Die Kritik und die Appelle von Franz Müntefering mögen Ihnen grotesk erscheinen. Ich finde aber diese Debatte für überfällig. Sie muss allerdings von der ganzen Gesellschaft geführt werden. Mir ist aber auch klar, dass allein dadurch das Problem nicht gelöst wird. Wir müssen unsere Anstrengungen innerhalb der EU verstärken, damit wir hier zu mehr gemeinsamen Standards kommen. Das betrifft Steuern genauso wie soziale Leistungen und Mindestlohnstandards. Nur dadurch kann der Wettlauf um die größtmöglichen Zugeständnisse an Großunternehmen und Millionäre eingedämmt und damit dem Gerechtigkeitsaspekt mehr Geltung verschafft werden.
Gleichzeitig müssen wir alle Möglichkeiten nutzen, die soziale Ausgewogenheit zu befördern.
Die vorgesehenen Maßnahmen im Rahmen der geplanten Bürgerversicherung wären in dieser Richtung ein ganz wichtiger Schritt.

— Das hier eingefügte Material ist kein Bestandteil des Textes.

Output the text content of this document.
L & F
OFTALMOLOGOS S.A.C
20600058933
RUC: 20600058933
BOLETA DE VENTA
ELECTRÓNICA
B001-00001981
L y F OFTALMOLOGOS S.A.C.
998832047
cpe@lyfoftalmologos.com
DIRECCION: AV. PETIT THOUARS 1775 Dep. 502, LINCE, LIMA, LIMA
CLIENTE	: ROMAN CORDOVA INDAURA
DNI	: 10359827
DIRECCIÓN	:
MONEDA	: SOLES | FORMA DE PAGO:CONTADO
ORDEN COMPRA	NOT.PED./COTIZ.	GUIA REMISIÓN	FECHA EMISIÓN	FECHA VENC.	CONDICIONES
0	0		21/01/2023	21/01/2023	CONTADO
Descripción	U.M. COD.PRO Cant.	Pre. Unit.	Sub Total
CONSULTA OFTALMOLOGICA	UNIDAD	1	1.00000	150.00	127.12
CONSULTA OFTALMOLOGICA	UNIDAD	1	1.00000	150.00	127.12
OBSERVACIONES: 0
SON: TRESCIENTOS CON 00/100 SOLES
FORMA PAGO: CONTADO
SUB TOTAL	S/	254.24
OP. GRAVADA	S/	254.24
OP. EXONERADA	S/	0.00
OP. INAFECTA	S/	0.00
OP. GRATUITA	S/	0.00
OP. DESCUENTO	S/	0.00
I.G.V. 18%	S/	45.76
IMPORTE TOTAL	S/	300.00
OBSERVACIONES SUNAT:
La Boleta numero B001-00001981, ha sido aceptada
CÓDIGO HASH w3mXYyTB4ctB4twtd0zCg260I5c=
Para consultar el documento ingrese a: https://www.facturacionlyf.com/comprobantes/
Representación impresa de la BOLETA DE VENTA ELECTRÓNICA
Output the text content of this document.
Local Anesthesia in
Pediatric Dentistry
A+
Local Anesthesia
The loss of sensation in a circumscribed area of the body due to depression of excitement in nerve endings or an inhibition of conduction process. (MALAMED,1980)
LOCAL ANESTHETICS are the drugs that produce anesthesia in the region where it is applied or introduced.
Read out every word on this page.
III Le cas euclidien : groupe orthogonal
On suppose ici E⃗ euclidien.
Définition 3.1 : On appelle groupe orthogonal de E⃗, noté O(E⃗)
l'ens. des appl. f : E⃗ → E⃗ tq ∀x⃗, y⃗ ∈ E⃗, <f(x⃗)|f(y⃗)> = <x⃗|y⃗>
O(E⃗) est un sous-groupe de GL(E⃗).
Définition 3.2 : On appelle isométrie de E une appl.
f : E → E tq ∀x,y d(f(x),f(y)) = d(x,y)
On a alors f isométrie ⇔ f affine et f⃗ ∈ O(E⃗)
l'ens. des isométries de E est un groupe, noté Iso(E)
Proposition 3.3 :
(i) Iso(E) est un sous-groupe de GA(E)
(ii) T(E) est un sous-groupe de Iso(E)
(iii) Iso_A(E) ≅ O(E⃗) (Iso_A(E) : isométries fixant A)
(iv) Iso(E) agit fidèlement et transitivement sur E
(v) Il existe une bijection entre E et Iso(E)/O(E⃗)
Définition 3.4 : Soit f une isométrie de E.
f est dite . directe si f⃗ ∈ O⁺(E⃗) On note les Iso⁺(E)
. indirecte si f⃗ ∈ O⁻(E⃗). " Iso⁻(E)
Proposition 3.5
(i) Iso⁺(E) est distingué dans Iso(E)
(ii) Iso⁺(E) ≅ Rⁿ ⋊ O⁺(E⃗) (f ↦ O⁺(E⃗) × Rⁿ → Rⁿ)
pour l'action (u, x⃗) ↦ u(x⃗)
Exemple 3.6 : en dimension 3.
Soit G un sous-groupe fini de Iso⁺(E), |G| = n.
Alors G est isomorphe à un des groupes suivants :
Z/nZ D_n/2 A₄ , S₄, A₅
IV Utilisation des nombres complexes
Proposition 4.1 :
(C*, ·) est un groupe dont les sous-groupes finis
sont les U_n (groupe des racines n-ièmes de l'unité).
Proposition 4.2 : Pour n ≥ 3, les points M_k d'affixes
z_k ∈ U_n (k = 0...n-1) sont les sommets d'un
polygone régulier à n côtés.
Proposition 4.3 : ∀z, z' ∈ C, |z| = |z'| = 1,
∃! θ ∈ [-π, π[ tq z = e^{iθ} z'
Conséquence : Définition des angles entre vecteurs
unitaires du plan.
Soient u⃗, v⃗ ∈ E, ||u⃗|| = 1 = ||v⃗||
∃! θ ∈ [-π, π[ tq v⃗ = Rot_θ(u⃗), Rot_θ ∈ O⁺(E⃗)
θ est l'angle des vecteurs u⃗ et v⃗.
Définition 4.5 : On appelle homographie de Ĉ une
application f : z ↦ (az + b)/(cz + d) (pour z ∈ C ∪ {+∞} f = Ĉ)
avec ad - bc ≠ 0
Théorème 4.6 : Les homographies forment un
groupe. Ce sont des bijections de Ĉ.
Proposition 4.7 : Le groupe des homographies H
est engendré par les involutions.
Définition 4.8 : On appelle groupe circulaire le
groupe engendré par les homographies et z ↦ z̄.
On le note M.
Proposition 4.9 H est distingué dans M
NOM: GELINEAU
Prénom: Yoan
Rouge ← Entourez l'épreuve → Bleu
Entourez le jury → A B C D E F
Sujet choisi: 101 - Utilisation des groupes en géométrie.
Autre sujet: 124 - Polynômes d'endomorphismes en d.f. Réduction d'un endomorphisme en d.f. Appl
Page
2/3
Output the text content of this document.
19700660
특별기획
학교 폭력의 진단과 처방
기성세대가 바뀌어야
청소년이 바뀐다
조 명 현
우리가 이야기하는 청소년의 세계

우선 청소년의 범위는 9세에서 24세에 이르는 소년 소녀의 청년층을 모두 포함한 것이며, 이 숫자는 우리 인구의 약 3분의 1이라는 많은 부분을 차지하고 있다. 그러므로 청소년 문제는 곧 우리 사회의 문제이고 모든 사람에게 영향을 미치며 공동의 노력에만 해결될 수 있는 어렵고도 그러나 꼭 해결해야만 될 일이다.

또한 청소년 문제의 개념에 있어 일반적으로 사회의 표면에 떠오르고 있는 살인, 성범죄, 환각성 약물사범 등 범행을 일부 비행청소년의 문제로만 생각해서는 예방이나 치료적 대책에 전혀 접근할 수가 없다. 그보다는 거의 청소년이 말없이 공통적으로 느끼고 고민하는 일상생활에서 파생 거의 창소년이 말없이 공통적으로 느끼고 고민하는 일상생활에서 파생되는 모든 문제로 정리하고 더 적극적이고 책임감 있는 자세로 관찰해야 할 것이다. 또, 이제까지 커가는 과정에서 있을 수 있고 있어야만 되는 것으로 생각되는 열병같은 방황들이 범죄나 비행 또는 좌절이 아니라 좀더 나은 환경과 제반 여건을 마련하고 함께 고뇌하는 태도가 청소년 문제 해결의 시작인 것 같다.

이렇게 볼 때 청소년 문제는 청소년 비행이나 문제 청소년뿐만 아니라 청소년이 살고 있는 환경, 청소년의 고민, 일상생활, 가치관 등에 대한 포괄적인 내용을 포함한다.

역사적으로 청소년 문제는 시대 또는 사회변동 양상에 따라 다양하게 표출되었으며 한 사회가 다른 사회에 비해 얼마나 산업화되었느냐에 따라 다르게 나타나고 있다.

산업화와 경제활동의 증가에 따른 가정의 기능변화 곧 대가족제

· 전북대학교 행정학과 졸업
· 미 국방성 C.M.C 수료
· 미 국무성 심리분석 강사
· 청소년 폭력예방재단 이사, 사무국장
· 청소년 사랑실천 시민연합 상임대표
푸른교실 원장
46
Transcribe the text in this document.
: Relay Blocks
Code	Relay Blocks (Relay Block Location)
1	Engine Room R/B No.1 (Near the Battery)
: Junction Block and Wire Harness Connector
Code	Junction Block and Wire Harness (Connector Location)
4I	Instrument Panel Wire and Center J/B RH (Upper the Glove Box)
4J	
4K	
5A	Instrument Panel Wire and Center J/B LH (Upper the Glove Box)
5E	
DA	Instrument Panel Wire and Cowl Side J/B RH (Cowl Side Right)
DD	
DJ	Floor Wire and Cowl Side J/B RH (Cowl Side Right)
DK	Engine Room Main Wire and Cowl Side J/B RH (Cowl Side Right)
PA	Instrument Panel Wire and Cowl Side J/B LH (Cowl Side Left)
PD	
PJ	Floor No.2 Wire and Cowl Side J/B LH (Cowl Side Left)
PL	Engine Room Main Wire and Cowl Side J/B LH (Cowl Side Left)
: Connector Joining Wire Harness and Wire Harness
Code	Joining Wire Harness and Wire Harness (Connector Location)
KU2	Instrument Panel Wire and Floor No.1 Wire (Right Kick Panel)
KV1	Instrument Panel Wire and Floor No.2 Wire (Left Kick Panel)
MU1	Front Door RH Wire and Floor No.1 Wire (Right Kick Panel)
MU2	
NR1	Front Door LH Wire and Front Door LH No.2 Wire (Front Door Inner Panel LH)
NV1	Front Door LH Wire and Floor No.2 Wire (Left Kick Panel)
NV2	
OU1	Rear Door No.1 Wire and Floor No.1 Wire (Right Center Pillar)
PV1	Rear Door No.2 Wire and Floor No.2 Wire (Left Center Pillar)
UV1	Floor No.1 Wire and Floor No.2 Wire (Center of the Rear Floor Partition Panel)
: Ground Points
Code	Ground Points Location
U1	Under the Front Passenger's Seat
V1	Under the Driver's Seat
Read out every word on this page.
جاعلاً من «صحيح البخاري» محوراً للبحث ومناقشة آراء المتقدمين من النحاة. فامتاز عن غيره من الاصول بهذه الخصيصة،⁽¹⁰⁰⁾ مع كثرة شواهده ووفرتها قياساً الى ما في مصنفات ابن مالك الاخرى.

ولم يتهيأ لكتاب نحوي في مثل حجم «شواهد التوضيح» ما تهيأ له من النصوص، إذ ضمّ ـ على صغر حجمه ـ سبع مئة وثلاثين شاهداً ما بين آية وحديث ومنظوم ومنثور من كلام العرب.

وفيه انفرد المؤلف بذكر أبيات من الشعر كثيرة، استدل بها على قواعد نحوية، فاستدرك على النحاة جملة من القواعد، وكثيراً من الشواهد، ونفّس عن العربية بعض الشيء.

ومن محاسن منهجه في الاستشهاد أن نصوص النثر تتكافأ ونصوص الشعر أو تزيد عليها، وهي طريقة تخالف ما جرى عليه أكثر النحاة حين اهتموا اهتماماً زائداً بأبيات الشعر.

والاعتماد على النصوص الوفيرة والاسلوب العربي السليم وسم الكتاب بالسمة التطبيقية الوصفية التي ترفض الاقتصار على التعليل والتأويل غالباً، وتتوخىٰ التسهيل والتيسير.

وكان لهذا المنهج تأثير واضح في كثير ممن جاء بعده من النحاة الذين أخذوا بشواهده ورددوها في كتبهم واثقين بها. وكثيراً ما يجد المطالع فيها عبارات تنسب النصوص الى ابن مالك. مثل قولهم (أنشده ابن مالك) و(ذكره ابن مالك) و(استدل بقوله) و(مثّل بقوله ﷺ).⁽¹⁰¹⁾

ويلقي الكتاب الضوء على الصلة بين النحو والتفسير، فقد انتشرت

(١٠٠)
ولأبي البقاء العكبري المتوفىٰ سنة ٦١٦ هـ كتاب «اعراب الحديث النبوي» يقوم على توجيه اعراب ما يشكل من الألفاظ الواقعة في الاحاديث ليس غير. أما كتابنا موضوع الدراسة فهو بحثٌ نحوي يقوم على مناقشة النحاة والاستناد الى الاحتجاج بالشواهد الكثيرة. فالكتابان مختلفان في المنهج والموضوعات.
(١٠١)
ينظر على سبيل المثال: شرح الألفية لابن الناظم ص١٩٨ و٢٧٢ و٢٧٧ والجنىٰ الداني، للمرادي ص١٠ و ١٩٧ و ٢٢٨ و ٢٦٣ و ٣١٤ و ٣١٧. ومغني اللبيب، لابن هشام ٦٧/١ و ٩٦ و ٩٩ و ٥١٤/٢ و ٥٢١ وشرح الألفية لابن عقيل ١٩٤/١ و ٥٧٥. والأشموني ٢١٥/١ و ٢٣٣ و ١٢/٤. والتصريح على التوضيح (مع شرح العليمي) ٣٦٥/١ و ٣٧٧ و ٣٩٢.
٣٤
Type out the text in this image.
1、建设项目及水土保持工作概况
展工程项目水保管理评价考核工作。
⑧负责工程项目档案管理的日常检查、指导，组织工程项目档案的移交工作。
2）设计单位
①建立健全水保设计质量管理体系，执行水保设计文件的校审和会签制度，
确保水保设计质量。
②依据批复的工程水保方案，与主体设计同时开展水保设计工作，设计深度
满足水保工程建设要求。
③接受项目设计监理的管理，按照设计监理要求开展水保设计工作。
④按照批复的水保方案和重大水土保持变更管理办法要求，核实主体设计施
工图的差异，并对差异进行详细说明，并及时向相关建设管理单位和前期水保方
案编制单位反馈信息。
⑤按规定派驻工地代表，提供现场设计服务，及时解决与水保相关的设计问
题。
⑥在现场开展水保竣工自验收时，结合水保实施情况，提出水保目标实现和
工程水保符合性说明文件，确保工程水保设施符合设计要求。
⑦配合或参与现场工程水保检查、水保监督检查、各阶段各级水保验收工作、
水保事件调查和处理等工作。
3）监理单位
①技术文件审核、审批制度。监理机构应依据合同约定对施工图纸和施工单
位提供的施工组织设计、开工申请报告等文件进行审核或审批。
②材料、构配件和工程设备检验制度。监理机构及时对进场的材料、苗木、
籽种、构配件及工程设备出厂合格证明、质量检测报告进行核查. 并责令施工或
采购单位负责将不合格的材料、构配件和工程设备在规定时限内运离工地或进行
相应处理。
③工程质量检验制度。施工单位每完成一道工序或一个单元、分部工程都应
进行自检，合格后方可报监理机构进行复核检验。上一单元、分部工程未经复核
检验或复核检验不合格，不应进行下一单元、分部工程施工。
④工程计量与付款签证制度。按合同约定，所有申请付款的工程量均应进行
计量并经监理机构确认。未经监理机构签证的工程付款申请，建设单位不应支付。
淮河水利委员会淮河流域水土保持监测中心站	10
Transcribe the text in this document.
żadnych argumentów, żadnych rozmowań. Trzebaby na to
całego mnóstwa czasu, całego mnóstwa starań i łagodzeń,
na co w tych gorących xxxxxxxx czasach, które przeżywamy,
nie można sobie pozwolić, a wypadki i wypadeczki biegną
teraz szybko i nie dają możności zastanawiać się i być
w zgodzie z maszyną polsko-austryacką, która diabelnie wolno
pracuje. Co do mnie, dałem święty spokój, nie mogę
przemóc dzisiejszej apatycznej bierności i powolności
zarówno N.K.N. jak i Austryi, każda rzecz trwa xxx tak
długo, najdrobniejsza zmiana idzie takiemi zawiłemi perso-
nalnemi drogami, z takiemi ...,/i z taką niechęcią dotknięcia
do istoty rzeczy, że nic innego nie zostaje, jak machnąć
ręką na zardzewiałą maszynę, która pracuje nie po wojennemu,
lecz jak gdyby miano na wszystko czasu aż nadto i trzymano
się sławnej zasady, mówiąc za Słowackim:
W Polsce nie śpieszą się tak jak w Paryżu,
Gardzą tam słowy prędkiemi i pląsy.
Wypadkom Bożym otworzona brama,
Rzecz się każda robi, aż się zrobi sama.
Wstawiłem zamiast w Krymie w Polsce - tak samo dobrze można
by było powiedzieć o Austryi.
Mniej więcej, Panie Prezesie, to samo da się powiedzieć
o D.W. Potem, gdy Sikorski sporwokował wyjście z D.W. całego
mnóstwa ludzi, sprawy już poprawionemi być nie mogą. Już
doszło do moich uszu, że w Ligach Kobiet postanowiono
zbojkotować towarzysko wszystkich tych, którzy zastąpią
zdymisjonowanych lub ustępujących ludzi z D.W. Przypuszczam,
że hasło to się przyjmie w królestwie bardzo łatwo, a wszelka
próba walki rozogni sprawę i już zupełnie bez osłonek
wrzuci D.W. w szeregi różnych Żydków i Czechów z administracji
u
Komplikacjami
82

Der Vergleich mit der Kopfpauschale der CDU/CSU, über die sich alle Großverdiener totlachen würden, lohnt sich.
Eine CDU/CSU/FDP-Regierung würde die soziale Sicherung ohne Wimperzucken wirklich aufs Spiel setzen und die Probleme der Arbeitslosigkeit dennoch nicht lösen. Die so genannte Linke Liste mit ihren Vorturnern, die sich aus wirklicher Verantwortung davon gestohlen haben und die wieder ein wenig an ihrem Bekanntheitsgrad polieren müssen, um Bücher gut zu verkaufen oder als Anwalt Kunden zu akquirieren, werden keine Probleme lösen. Sie bedienen die berechtigten Wünsche in der Bevölkerung, ohne wirkliche Lösungsansätze zu haben.
Deshalb sollte sich jeder Wähler/in mit den Aussagen der Parteien und mit den Kandidaten/innen auseinandersetzen. Dabei sollte man es sich aber nicht zu einfach machen.
Ich glaube an Gerhard Schröder und ich glaube daran, dass die Richtung unserer Politik stimmt, auch wenn die positiven Auswirkungen etwas mehr Zeit brauchen.
Auf meiner Infotour bin ich für ein persönliches Gespräch immer ansprechbar.